Advice from Gene Tange:
Think of this as an assessment process that accurately predicts the ability of the leadership team to realize planned outcomes while maturing key business processes. The leadership team is tied to both financial and operational outcomes that cover competence, continuity and alignment. This enables proactive management of organizational changes to support planned growth of the business. A real life example will illustrate the steps of the process.
The starting point was whether the current CEO had the right compliment of skills and capabilities to lead a high performance team. Could this leader see beyond the current stage of growth in terms of the talent and processes required for growth? Could he build a high performance team, align them and retain them to achieve results?
The CEO then laid out the future state organization. The essential question was whether he had teams of leaders in each of the key functions to assure success.
Specifically, the Product Development Team generated a competitive analysis comparing the current product with all others to assure a 2 year competitive advantage. They were also tasked with improving cost of manufacturing.
The Sales Team installed an integrated CRM system to support large orders, including internal cross functional communication to increase customer visibility and satisfaction scores.

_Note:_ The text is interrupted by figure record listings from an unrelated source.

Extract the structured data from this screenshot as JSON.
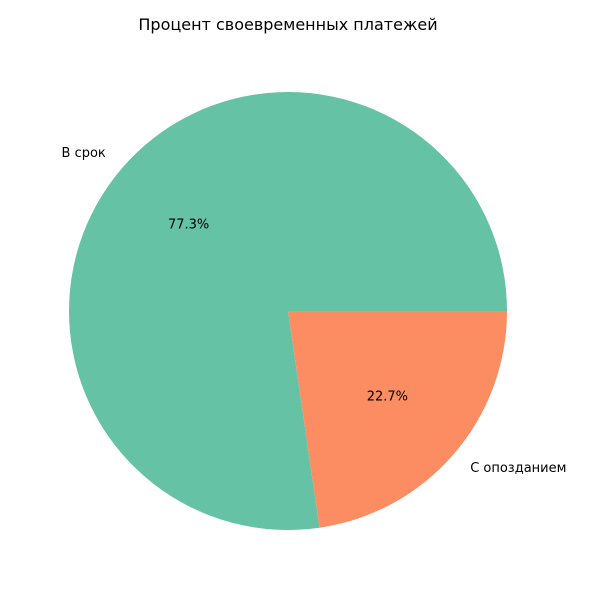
{
  "chart_data": {
    "type": "pie",
    "title": "Процент своевременных платежей",
    "slices": [
      {
        "label": "В срок",
        "value": 77.3,
        "display": "77.3%",
        "color": "#66c2a5"
      },
      {
        "label": "С опозданием",
        "value": 22.7,
        "display": "22.7%",
        "color": "#fc8d62"
      }
    ],
    "start_angle_deg": 0,
    "direction": "counterclockwise",
    "legend": "none"
  }
}
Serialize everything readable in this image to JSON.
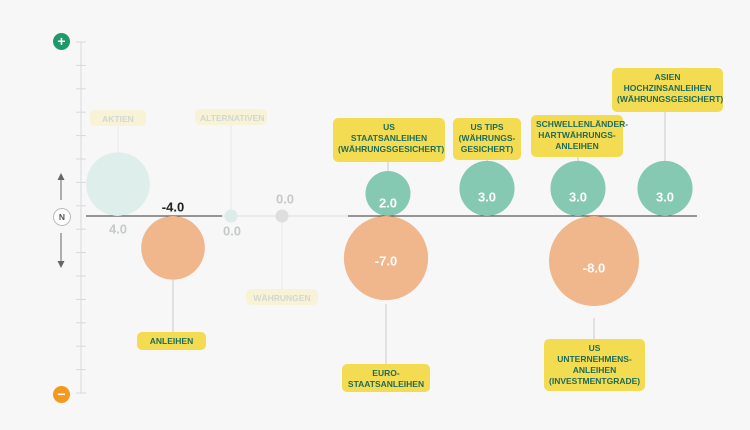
{
  "controls": {
    "plus": "+",
    "minus": "−",
    "neutral": "N"
  },
  "colors": {
    "positive": "#86c9b2",
    "negative": "#f0b68c",
    "positive_faded": "#deeeea",
    "negative_faded": "#f8f3d6",
    "label": "#f4dc52",
    "label_text": "#1f6b5a"
  },
  "chart_data": {
    "type": "bubble",
    "title": "",
    "ylim": [
      -8,
      8
    ],
    "grid": false,
    "items": [
      {
        "name": "AKTIEN",
        "value": 4.0,
        "value_label": "4.0",
        "faded": true
      },
      {
        "name": "ANLEIHEN",
        "value": -4.0,
        "value_label": "-4.0",
        "faded": false
      },
      {
        "name": "ALTERNATIVEN",
        "value": 0.0,
        "value_label": "0.0",
        "faded": true
      },
      {
        "name": "WÄHRUNGEN",
        "value": 0.0,
        "value_label": "0.0",
        "faded": true
      },
      {
        "name": "US STAATSANLEIHEN (WÄHRUNGSGESICHERT)",
        "value": 2.0,
        "value_label": "2.0",
        "faded": false
      },
      {
        "name": "EURO-STAATSANLEIHEN",
        "value": -7.0,
        "value_label": "-7.0",
        "faded": false
      },
      {
        "name": "US TIPS (WÄHRUNGS-GESICHERT)",
        "value": 3.0,
        "value_label": "3.0",
        "faded": false
      },
      {
        "name": "SCHWELLENLÄNDER-HARTWÄHRUNGS-ANLEIHEN",
        "value": 3.0,
        "value_label": "3.0",
        "faded": false
      },
      {
        "name": "US UNTERNEHMENS-ANLEIHEN (INVESTMENTGRADE)",
        "value": -8.0,
        "value_label": "-8.0",
        "faded": false
      },
      {
        "name": "ASIEN HOCHZINSANLEIHEN (WÄHRUNGSGESICHERT)",
        "value": 3.0,
        "value_label": "3.0",
        "faded": false
      }
    ]
  },
  "labels": {
    "aktien": [
      "AKTIEN"
    ],
    "anleihen": [
      "ANLEIHEN"
    ],
    "alternativen": [
      "ALTERNATIVEN"
    ],
    "waehrungen": [
      "WÄHRUNGEN"
    ],
    "us_staat": [
      "US",
      "STAATSANLEIHEN",
      "(WÄHRUNGSGESICHERT)"
    ],
    "euro_staat": [
      "EURO-",
      "STAATSANLEIHEN"
    ],
    "us_tips": [
      "US TIPS",
      "(WÄHRUNGS-",
      "GESICHERT)"
    ],
    "em_hard": [
      "SCHWELLENLÄNDER-",
      "HARTWÄHRUNGS-",
      "ANLEIHEN"
    ],
    "us_corp": [
      "US",
      "UNTERNEHMENS-",
      "ANLEIHEN",
      "(INVESTMENTGRADE)"
    ],
    "asia_hy": [
      "ASIEN",
      "HOCHZINSANLEIHEN",
      "(WÄHRUNGSGESICHERT)"
    ]
  }
}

The Operations organization moved from a traditional batch manufacturing process to a state of the art, focused factory organization, eliminating WIP, reducing operational costs and increasing the speed of order to delivery.
Finally, the Finance and Administrative functions were assessed.
As a result, in 16 months the company grew 5x in revenue and increased margins. Time from order to delivery was reduced by 16x. Headcount was reduced while shipping volume increased by 5x.
A disciplined assessment process that predict business outcomes and ties your talent to the bottom line can provide a significant advantage in today’s highly competitive environment.